Barry White dies

R&B singer famous for '70s hits

? Velvet-voiced R&B crooner Barry White, whose lush baritone and throbbing musical compositions oozed sex appeal on songs like “Can’t Get Enough of Your Love, Babe,” died Friday. He was 58.

White, who had kidney failure from years of high blood pressure, had been undergoing dialysis and had been hospitalized since a September stroke. He died about 9:30 a.m. at Cedars-Sinai Medical Center, said his manager, Ned Shankman.

His canyon-deep, butter-smooth vocals emphasized his songs’ sexually charged verbal foreplay, like on 1975’s “Love Serenade,” which began with White purring: “I want you the way you came into the world, I don’t want to feel no clothes …”

The heavyset musician enjoyed three decades of fame for songs like “You’re the First, the Last, My Everything” and “It’s Ecstasy When You Lay Down Next To Me.”

Although his popularity peaked with several disco hits in the 1970s, White’s music was introduced to a new generation by sample-hungry rappers.

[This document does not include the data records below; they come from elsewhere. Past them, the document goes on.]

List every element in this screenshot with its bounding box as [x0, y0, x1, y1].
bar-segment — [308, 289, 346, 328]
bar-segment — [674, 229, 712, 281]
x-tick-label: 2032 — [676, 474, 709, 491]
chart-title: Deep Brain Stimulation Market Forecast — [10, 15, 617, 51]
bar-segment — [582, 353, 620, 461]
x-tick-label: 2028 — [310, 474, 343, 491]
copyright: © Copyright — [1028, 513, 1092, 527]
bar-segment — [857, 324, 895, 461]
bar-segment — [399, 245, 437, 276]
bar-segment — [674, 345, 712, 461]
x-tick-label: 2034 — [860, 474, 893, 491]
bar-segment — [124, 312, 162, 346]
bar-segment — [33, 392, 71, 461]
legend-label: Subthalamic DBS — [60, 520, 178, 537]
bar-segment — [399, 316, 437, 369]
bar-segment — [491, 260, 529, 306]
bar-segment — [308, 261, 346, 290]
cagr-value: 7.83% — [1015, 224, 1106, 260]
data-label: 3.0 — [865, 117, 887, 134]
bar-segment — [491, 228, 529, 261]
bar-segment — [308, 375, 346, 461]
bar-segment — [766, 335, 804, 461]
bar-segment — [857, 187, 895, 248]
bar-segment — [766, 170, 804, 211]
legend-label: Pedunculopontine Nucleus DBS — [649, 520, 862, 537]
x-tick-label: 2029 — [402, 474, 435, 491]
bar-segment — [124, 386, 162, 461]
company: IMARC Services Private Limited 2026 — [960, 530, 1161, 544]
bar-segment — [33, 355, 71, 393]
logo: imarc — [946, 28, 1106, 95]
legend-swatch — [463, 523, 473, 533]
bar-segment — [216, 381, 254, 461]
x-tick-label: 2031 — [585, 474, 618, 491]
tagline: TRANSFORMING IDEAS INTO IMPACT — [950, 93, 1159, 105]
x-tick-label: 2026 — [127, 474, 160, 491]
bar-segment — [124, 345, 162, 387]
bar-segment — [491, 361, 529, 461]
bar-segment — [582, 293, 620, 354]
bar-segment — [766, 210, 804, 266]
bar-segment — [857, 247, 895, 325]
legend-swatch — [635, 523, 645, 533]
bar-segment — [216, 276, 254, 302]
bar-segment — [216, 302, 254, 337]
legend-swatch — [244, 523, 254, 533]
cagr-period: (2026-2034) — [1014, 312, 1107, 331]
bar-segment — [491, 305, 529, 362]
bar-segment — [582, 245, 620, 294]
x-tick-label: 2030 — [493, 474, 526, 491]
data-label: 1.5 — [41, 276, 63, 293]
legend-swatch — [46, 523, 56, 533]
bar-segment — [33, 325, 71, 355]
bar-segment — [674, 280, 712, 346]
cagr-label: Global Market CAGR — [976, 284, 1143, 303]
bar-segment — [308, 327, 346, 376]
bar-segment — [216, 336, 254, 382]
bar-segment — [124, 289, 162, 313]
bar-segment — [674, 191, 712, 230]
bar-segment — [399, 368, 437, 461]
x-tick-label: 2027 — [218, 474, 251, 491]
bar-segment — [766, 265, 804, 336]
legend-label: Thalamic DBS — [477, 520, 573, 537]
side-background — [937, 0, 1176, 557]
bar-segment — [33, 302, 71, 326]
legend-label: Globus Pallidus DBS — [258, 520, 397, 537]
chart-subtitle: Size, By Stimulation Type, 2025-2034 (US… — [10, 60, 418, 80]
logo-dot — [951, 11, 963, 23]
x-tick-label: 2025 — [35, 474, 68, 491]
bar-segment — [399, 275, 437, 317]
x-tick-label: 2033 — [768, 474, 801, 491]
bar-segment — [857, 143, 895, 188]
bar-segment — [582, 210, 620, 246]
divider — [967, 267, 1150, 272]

He received belated recognition for his work in 2000 when he won his first two Grammys, for best male and traditional R&B vocal performance for the song “Staying Power.”

Don Cornelius, founder of the “Soul Train” TV show, remembered White as “a true master.”

“There was no match for Barry White. His music is just going to live forever,” Cornelius said. “It’s not limited to disco or soul or hip-hop or anything.”

Born Sept. 12, 1944, in Galveston, Texas, to a single mother, White and his younger brother, Darryl, spent most of their childhood in south central Los Angeles. He said he had a lifelong love for music. During his early teenage years, he began singing in a Baptist church choir and was quickly promoted to director.

White joined the Upfronts soul group as bass singer and cut six singles. For several years, he stayed away from performing and focused on work behind the scenes as a songwriter and producer.

Singer Barry White, shown with his trophy after being honored with the Heritage Award for career achievement at the 1994 Soul Train Music Awards in Los Angeles, died Friday. White, who had suffered from kidney failure from years of high blood pressure, died at Cedars-Sinai Medical Center in Los Angeles around 9:30 a.m., manager Ned Shankman said. He was 58.

He married a childhood sweetheart, identified only as Mary in his autobiography, and fathered four children with her before they separated in 1969 and later divorced.

White discovered the female trio Love Unlimited — which included his future second wife, Glodean — and produced their million-selling 1972 single “Walkin’ in the Rain With the One I Love.”

The next year, White returned to performing with the song “I’m Gonna Love You Just a Little More Baby,” which topped the R&B chart and hit No. 3 on the pop chart.

He is credited by some for helping launch the disco phenomenon with his orchestral “Love’s Theme” in 1973, which he conducted with his group, The Love Unlimited Orchestra.

In 1974, his album “Can’t Get Enough” climbed to the top of the pop charts on the strength of the signature hits “Can’t Get Enough of Your Love, Babe” and “You’re the First, the Last, My Everything.”

After working on more than a dozen albums in the 1970s, his career waned over the next decade as he attempted small comebacks with the albums “The Right Night & Barry White” (1987) and “The Man is Back!” (1989.)

He enjoyed a larger resurgence with the 1994 album “The Icon Is Love.” Toward the end of the 1990s, his songs were regularly featured on the Fox comedy series “Ally McBeal.”

His single “Staying Power,” off a 1999 album of the same name, won White two Grammys and proved he hadn’t tamed his libidinous lyrics. “Put on my favorite dress, the one that oozes sexiness,” he cooed in the title track’s opening lines.

White’s survivors include eight children, grandchildren and his companion, Catherine Denton.